Useful settings
Access keys, QR codes, asset storage, nightly reboots and debug logging.
A tour of the most useful options under a frame's Settings tab.
Frame access
Each frame's HTTP server (port 8787) has three access modes - private, protected, and
public - controlling who needs the access key to view or control the frame. See
Controlling the frame for details.
QR control code
By default the frame overlays its control URL as a QR code on the display. You can position it, restyle it, or turn it off entirely.
Assets
Downloaded images (OpenAI, Unsplash, galleries…) are saved to /srv/assets on the frame's SD card
when there's enough free space. This avoids re-downloading (and re-paying for) the same images
after a reboot. Browse them under the frame's Assets tab, and reuse them with the
Local image app.
Nightly reboot
Frames reboot nightly by default - cheap insurance against memory leaks on a device meant to run for years.
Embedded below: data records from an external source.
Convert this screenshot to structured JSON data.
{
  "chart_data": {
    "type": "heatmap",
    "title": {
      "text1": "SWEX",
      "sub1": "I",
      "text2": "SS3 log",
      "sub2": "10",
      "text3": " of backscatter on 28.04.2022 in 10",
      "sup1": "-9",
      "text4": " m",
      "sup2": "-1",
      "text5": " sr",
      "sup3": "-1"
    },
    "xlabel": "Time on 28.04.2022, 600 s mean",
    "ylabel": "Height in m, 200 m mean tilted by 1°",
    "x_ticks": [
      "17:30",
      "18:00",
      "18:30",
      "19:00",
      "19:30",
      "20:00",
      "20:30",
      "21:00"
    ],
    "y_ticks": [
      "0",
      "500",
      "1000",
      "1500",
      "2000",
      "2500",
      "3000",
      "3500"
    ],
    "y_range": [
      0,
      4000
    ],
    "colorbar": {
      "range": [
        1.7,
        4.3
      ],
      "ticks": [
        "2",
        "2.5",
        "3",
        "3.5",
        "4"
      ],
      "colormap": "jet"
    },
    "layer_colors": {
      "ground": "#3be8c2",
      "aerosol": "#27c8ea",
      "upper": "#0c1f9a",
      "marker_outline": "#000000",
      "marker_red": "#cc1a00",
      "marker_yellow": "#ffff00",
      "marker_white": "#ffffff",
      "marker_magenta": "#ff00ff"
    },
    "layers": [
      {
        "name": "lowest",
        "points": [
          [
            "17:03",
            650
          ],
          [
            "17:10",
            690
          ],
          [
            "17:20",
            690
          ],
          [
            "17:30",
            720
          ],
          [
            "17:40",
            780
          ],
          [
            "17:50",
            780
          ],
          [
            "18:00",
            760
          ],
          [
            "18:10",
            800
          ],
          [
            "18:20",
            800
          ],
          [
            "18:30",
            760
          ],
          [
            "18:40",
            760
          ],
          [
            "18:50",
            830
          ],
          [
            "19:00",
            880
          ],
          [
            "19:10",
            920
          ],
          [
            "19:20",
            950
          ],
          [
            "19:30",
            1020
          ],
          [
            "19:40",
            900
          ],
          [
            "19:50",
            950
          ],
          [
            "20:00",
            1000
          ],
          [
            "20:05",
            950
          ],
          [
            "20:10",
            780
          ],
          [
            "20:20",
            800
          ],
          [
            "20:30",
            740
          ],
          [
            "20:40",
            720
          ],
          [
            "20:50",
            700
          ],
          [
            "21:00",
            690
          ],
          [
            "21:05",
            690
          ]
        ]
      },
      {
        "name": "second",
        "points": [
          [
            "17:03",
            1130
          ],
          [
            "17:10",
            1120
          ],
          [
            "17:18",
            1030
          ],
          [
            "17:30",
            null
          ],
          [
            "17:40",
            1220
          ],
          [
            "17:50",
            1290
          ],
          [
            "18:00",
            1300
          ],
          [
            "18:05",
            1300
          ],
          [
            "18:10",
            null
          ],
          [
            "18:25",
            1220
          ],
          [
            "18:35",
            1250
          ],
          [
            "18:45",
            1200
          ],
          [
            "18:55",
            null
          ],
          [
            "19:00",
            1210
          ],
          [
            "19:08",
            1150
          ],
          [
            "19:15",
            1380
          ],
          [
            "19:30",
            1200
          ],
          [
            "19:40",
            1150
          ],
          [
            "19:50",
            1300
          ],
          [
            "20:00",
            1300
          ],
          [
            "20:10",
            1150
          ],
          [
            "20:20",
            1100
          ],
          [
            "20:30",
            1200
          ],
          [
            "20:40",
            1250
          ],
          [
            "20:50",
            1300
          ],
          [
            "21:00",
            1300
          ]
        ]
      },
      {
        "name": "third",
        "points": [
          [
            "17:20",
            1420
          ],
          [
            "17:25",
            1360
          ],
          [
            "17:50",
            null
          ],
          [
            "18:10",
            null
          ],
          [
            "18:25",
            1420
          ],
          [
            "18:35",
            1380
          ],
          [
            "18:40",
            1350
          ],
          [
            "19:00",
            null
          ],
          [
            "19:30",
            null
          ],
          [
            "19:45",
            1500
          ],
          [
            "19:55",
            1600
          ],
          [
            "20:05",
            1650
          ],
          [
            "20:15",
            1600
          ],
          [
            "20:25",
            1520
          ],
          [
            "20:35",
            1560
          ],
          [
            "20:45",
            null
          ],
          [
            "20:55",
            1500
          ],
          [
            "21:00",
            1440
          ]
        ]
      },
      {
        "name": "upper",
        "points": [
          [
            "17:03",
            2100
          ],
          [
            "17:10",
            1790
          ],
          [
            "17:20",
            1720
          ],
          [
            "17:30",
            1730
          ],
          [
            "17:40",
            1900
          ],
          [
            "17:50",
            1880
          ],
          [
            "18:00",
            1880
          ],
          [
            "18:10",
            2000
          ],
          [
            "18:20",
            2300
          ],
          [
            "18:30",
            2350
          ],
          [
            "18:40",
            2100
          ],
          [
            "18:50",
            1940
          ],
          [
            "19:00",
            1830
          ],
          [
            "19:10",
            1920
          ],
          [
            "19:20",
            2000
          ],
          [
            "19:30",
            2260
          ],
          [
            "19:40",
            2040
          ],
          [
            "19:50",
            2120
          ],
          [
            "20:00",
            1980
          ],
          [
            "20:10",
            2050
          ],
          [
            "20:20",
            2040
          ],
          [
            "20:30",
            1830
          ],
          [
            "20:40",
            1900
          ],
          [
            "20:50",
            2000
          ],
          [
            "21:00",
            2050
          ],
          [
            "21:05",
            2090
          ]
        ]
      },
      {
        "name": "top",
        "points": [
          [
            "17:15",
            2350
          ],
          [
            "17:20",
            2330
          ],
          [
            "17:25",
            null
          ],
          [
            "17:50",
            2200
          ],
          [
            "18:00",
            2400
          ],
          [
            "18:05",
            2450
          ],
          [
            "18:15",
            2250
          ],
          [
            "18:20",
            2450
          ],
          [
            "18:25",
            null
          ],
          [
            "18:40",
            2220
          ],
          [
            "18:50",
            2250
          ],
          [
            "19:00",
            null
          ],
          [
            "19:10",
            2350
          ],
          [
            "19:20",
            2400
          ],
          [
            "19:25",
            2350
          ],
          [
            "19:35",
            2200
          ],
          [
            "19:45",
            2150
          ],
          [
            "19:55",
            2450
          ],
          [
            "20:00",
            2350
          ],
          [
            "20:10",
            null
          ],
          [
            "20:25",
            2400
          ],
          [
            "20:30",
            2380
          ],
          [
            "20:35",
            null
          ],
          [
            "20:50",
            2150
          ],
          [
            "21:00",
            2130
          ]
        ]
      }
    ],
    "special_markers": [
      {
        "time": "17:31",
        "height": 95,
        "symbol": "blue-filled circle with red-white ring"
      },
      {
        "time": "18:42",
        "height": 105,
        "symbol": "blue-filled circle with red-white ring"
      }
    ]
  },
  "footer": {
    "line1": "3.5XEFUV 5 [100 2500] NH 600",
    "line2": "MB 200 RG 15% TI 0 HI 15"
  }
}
To anyone watching, it looks like a regular re-render. You can disable it or change the time.
Time zone
Set the frame's time zone so schedules, clocks, and calendars line up. Time sync works out of the box on both Raspberry Pi OS and the FrameOS SD images.
Debug logging
Enable debug logging to get per-app timing in the logs - useful to find out which app slows down your renders.
Builds
Under the backend's settings you can choose how FrameOS binaries get built for your frames: precompiled release binaries (the default for supported targets), local Docker cross-compilation, a remote SSH build server, or building on the device itself.